Le 11-01-2010 à 17:37:13
Si encore il n'y avait que les fautes d'orthographe et les abréviations… Ce qui me choque plutôt sur les blogs, c'est l'incapacité (pas forcément de la paresse, hélas) de certaines personnes à écrire trois phrases avec une construction respectant un minimum de normes et compréhensible par tous. "MDR" qui à la rigueur peut se déchiffrer facilement est remplacé par certains par "des barres" (rire = "claquer des barres"). Oui, au lieu de légender des photos de leurs propres blogs par "MDR", chose que vous avez sans doute déjà vue, il y en a qui légendent une photo uniquement par "des barres" (faut comprendre…) quand ce n'est pas un commentaire qui ne veut absolument rien dire, genre "tkt" (= "t'inquiète").

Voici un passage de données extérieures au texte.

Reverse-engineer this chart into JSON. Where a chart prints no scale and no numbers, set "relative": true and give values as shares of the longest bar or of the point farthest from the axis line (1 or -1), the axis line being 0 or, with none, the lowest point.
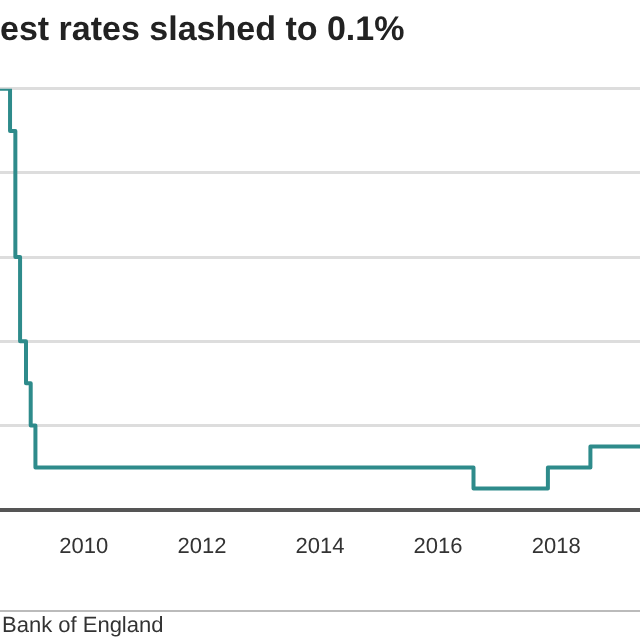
{
  "chart_data": {
    "type": "step",
    "title": "est rates slashed to 0.1%",
    "relative": true,
    "x": [
      2008.58,
      2008.75,
      2008.84,
      2008.92,
      2009.02,
      2009.1,
      2009.18,
      2016.6,
      2017.86,
      2018.58,
      2019.42
    ],
    "series": [
      {
        "color": "#2e8b8b",
        "values": [
          1,
          0.9,
          0.6,
          0.4,
          0.3,
          0.2,
          0.1,
          0.05,
          0.1,
          0.15,
          0.15
        ]
      }
    ],
    "xlim": [
      2008.58,
      2019.42
    ],
    "xticks": [
      2010,
      2012,
      2014,
      2016,
      2018
    ],
    "grid": "y",
    "legend": false,
    "marker": "none",
    "line_style": "solid",
    "annotations": [
      "Bank of England"
    ]
  }
}
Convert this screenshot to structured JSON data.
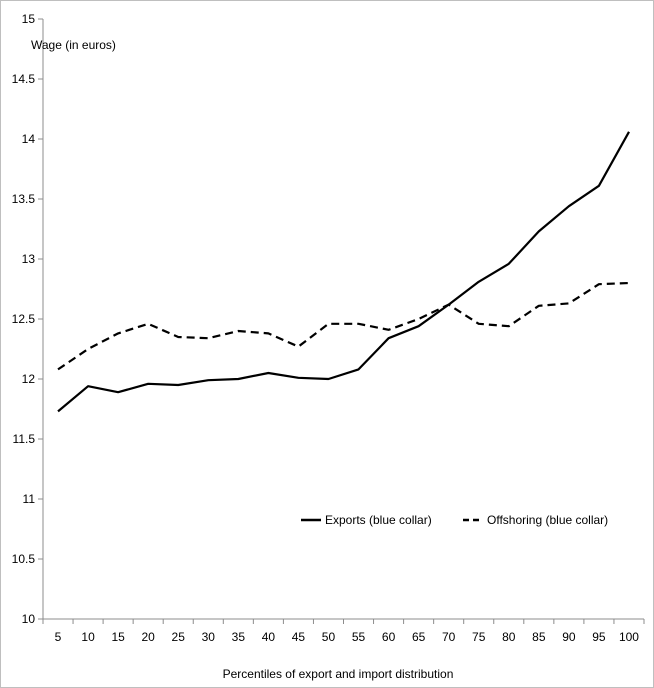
{
  "chart_data": {
    "type": "line",
    "title": "",
    "ylabel": "Wage (in euros)",
    "xlabel": "Percentiles of export and import distribution",
    "categories": [
      "5",
      "10",
      "15",
      "20",
      "25",
      "30",
      "35",
      "40",
      "45",
      "50",
      "55",
      "60",
      "65",
      "70",
      "75",
      "80",
      "85",
      "90",
      "95",
      "100"
    ],
    "ylim": [
      10,
      15
    ],
    "yticks": [
      "10",
      "10.5",
      "11",
      "11.5",
      "12",
      "12.5",
      "13",
      "13.5",
      "14",
      "14.5",
      "15"
    ],
    "grid": false,
    "legend_position": "bottom-right",
    "series": [
      {
        "name": "Exports (blue collar)",
        "style": "solid",
        "color": "#000000",
        "values": [
          11.73,
          11.94,
          11.89,
          11.96,
          11.95,
          11.99,
          12.0,
          12.05,
          12.01,
          12.0,
          12.08,
          12.34,
          12.44,
          12.62,
          12.81,
          12.96,
          13.23,
          13.44,
          13.61,
          14.06
        ]
      },
      {
        "name": "Offshoring (blue collar)",
        "style": "dashed",
        "color": "#000000",
        "values": [
          12.08,
          12.25,
          12.38,
          12.46,
          12.35,
          12.34,
          12.4,
          12.38,
          12.27,
          12.46,
          12.46,
          12.41,
          12.5,
          12.62,
          12.46,
          12.44,
          12.61,
          12.63,
          12.79,
          12.8
        ]
      }
    ]
  }
}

Quand on additionne les phrases vides de sens, les tics du genre "mwa" au lieu de "moi", les phrases avec des MaJUScuLEs N'iMportE cOMMent cOMmE çA, les fautes d'orthographe et j'en passe et des meilleures, ça donne un texte à l'aspect complètement neuneu et décrédibilisant pour son auteur, mais c'est difficile de le faire comprendre, même gentiment. Sur les forums, on a souvent des réponses du genre (fautes non incluses):
-On est pas à l'école.
-Pourquoi faudrait se prendre la tête en écrivant ?
-Oh là là , je ne savais pas qu'il fallait sortir de Harvard pour poster un simple message !
A propos du langage, il y a deux autres choses qui m'inquiètent autant sinon plus que le SMS c'est:
-Les problêmes de vocabulaire que j'ai déjà évoqués, le fameux "fan" ou "une musique" au lieu d'"une chanson" exemples parmi tant d'autres…
-Les gens, plus nombreux qu'on le croit, qui ne savent pas lire dès que ça dépasse le stade du déchiffrage des mots. Dans les grandes surfaces, des clients demandent par exemple aux vendeurs le dernier album de Céline Dion, figurant pourtant dans toutes les têtes de gondoles, parce qu'ils sont incapables de chercher le rayon "chanson française" puis la lettre "D", c'est du chinois pour eux.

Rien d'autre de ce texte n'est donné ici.